No, really what we’ve seen when it comes to Republican action in office are attacks on constituencies that vote for Democrats, or conversely, aid to factions that support Republicans.  Teacher unions and other public employees vote for Democrats and contribute to their campaigns?  We’ll attack their right to collectively bargain.  Black people and students vote for Democrats?  Let’s find a way to prevent them from voting.  Corporate spending not allowed in elections?  Declare all local, state, and national laws limiting campaign spending unconstitutional (see Citizens United).  President Obama wants to eliminate corporate subsidies and raise taxes on the rich to hire more teachers, firefighters, police, and construction workers?  Block those efforts by using the filibuster.  It all revolves around winning—service to the nation be damned.

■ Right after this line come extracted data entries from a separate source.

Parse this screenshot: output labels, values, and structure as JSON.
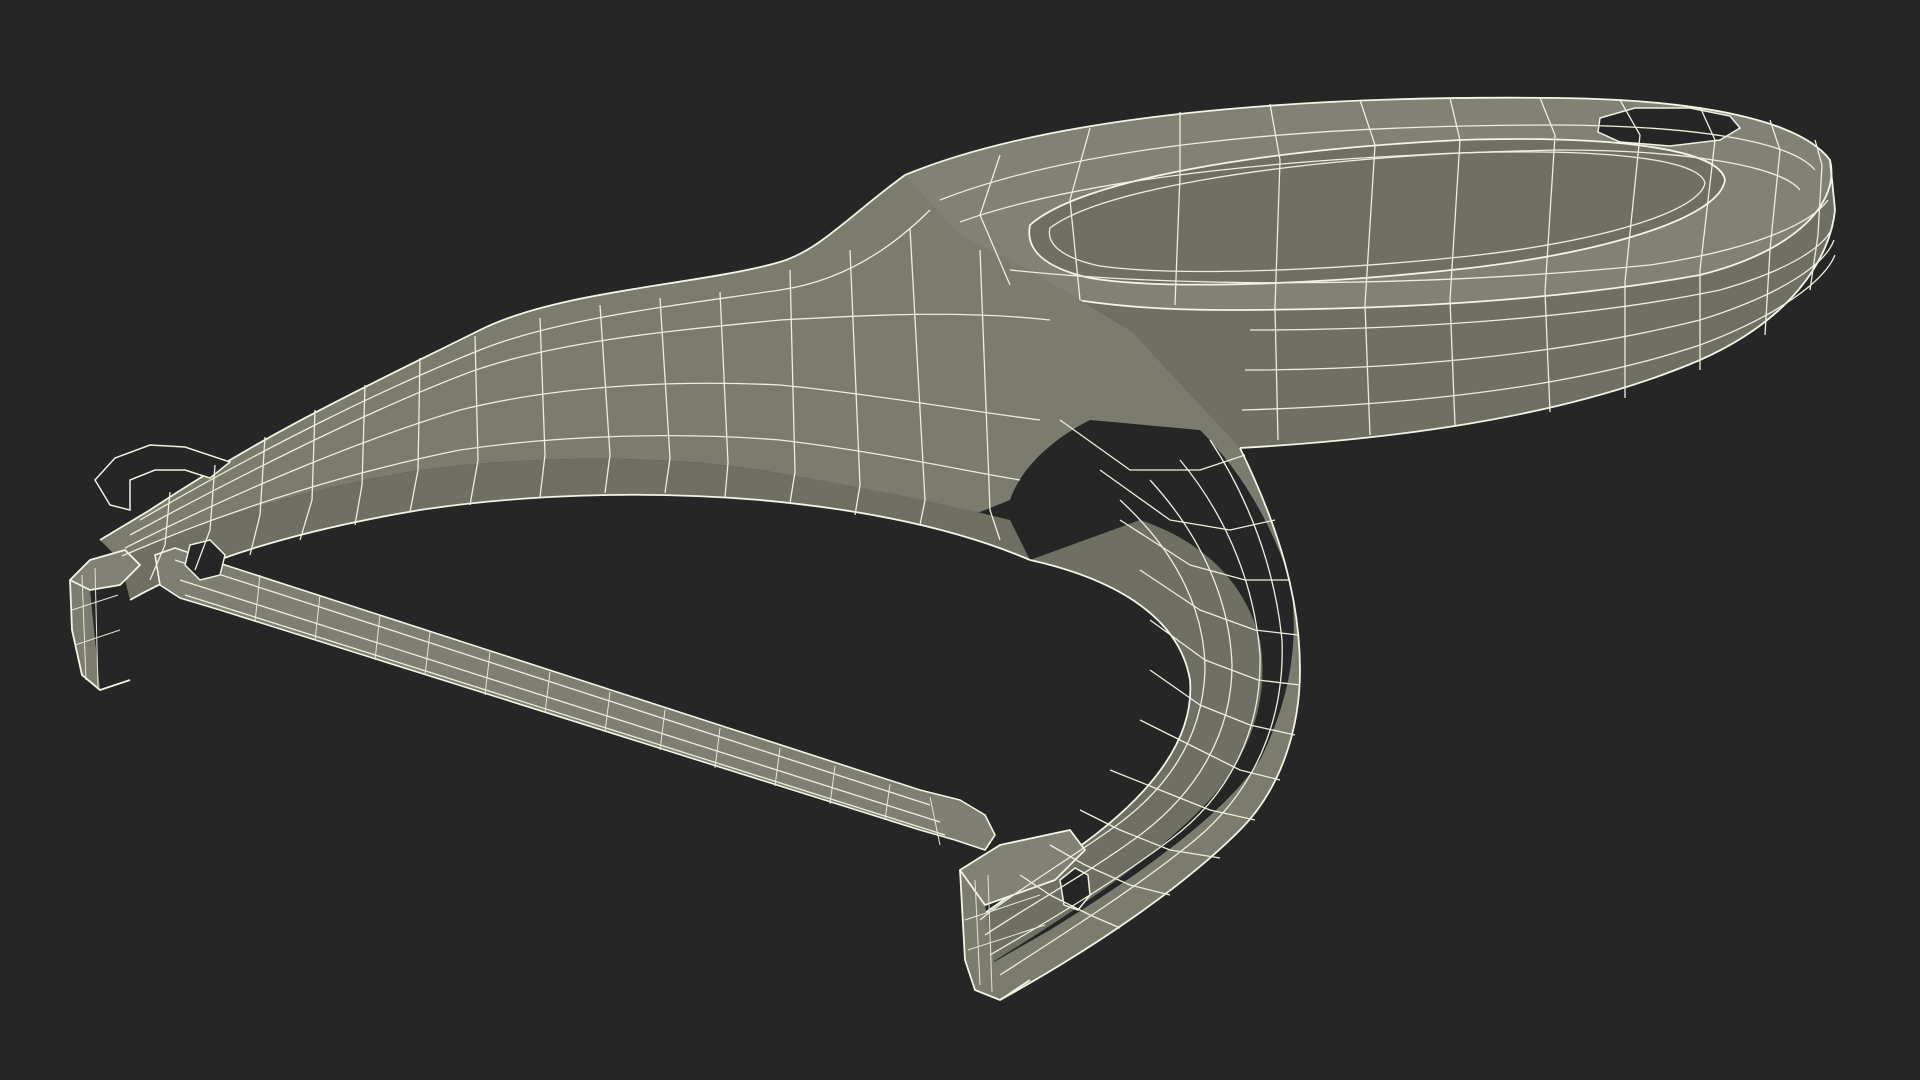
{
  "viewport": {
    "background_color": "#262626",
    "render_style": "wireframe-on-shaded",
    "surface_color": "#7b7b6e",
    "wire_color": "#eeeede"
  },
  "model": {
    "subject": "y-peeler"
  }
}
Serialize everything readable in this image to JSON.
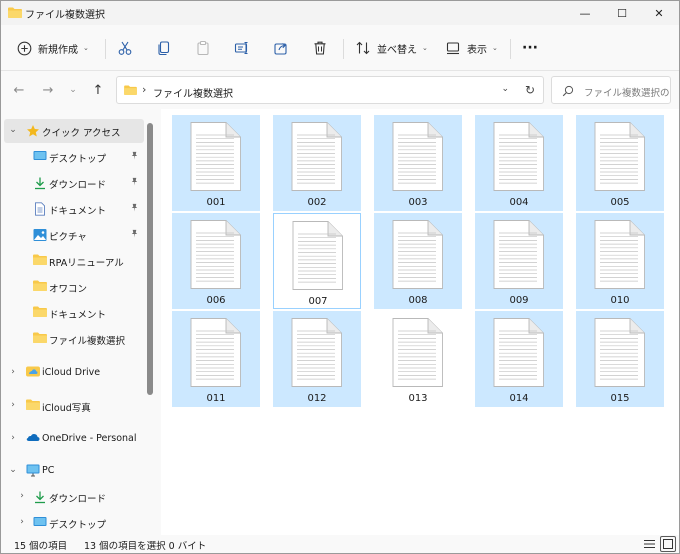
{
  "window": {
    "title": "ファイル複数選択",
    "controls": {
      "minimize": "—",
      "maximize": "☐",
      "close": "✕"
    }
  },
  "toolbar": {
    "new_label": "新規作成",
    "sort_label": "並べ替え",
    "view_label": "表示",
    "more_label": "···"
  },
  "navigation": {
    "back": "←",
    "forward": "→",
    "recent": "⌄",
    "up": "↑"
  },
  "address": {
    "separator": "›",
    "path": "ファイル複数選択",
    "dropdown": "⌄",
    "refresh": "↻"
  },
  "search": {
    "placeholder": "ファイル複数選択の..."
  },
  "sidebar": {
    "items": [
      {
        "label": "クイック アクセス",
        "icon": "star-icon",
        "expander": "⌄",
        "selected": true
      },
      {
        "label": "デスクトップ",
        "icon": "desktop-icon",
        "pinned": true
      },
      {
        "label": "ダウンロード",
        "icon": "download-icon",
        "pinned": true
      },
      {
        "label": "ドキュメント",
        "icon": "document-icon",
        "pinned": true
      },
      {
        "label": "ピクチャ",
        "icon": "pictures-icon",
        "pinned": true
      },
      {
        "label": "RPAリニューアル",
        "icon": "folder-icon"
      },
      {
        "label": "オワコン",
        "icon": "folder-icon"
      },
      {
        "label": "ドキュメント",
        "icon": "folder-icon"
      },
      {
        "label": "ファイル複数選択",
        "icon": "folder-icon"
      },
      {
        "label": "iCloud Drive",
        "icon": "icloud-icon",
        "expander": "›"
      },
      {
        "label": "iCloud写真",
        "icon": "folder-icon",
        "expander": "›"
      },
      {
        "label": "OneDrive - Personal",
        "icon": "onedrive-icon",
        "expander": "›"
      },
      {
        "label": "PC",
        "icon": "pc-icon",
        "expander": "⌄"
      },
      {
        "label": "ダウンロード",
        "icon": "download-icon",
        "expander": "›"
      },
      {
        "label": "デスクトップ",
        "icon": "desktop-icon",
        "expander": "›"
      }
    ],
    "pin_glyph": "📌"
  },
  "files": [
    {
      "name": "001",
      "state": "selected"
    },
    {
      "name": "002",
      "state": "selected"
    },
    {
      "name": "003",
      "state": "selected"
    },
    {
      "name": "004",
      "state": "selected"
    },
    {
      "name": "005",
      "state": "selected"
    },
    {
      "name": "006",
      "state": "selected"
    },
    {
      "name": "007",
      "state": "focus"
    },
    {
      "name": "008",
      "state": "selected"
    },
    {
      "name": "009",
      "state": "selected"
    },
    {
      "name": "010",
      "state": "selected"
    },
    {
      "name": "011",
      "state": "selected"
    },
    {
      "name": "012",
      "state": "selected"
    },
    {
      "name": "013",
      "state": "none"
    },
    {
      "name": "014",
      "state": "selected"
    },
    {
      "name": "015",
      "state": "selected"
    }
  ],
  "status": {
    "item_count": "15 個の項目",
    "selection": "13 個の項目を選択  0 バイト"
  },
  "colors": {
    "selection": "#cce8ff",
    "focus_border": "#99d1ff",
    "accent": "#0067c0",
    "folder": "#f8c94a"
  }
}
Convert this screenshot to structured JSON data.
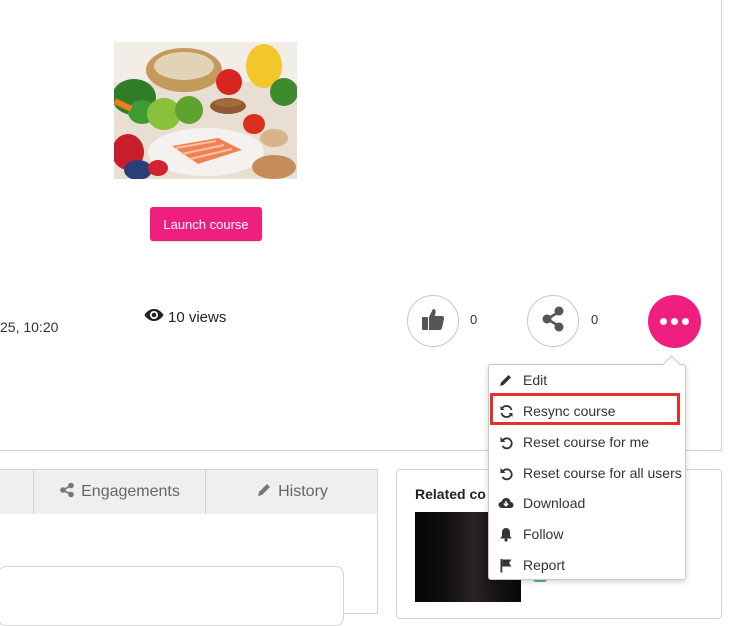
{
  "course": {
    "launch_label": "Launch course",
    "date_fragment": "25, 10:20",
    "views_label": "10 views",
    "likes_count": "0",
    "shares_count": "0"
  },
  "tabs": [
    {
      "label": "Engagements",
      "icon": "share-icon"
    },
    {
      "label": "History",
      "icon": "pencil-icon"
    }
  ],
  "related": {
    "title": "Related co"
  },
  "menu": {
    "items": [
      {
        "label": "Edit",
        "icon": "pencil-icon"
      },
      {
        "label": "Resync course",
        "icon": "sync-icon"
      },
      {
        "label": "Reset course for me",
        "icon": "undo-icon"
      },
      {
        "label": "Reset course for all users",
        "icon": "undo-icon"
      },
      {
        "label": "Download",
        "icon": "cloud-download-icon"
      },
      {
        "label": "Follow",
        "icon": "bell-icon"
      },
      {
        "label": "Report",
        "icon": "flag-icon"
      }
    ],
    "highlighted_item": "Resync course"
  },
  "colors": {
    "accent": "#ee1f7e",
    "highlight_border": "#e5302a"
  }
}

Al Davis, the famous owner of the Raiders, was known for his saying, “just win, baby.”  It worked for awhile, but toward the end of his life, when he refused to give up outdated ideas, becoming reclusive, crabby, and often irrational, it didn’t.  The Raiders lost, and the coaching carousel and shenanigans that went along with it were the laughing stock of the NFL.  The Republican Party’s act of 2012 looks eerily similar to Davis’ demise.  Now, of course, they’ll lie their asses off all the way to election day, and they’ve got a lot of money to spread those lies, but the question remains: if the Republicans lose, as now looks very likely, will they actually change their ways and move toward policies of service, or will they double down on their malfeasance, as their pundits are suggesting, and turn their gaffs into political suicide?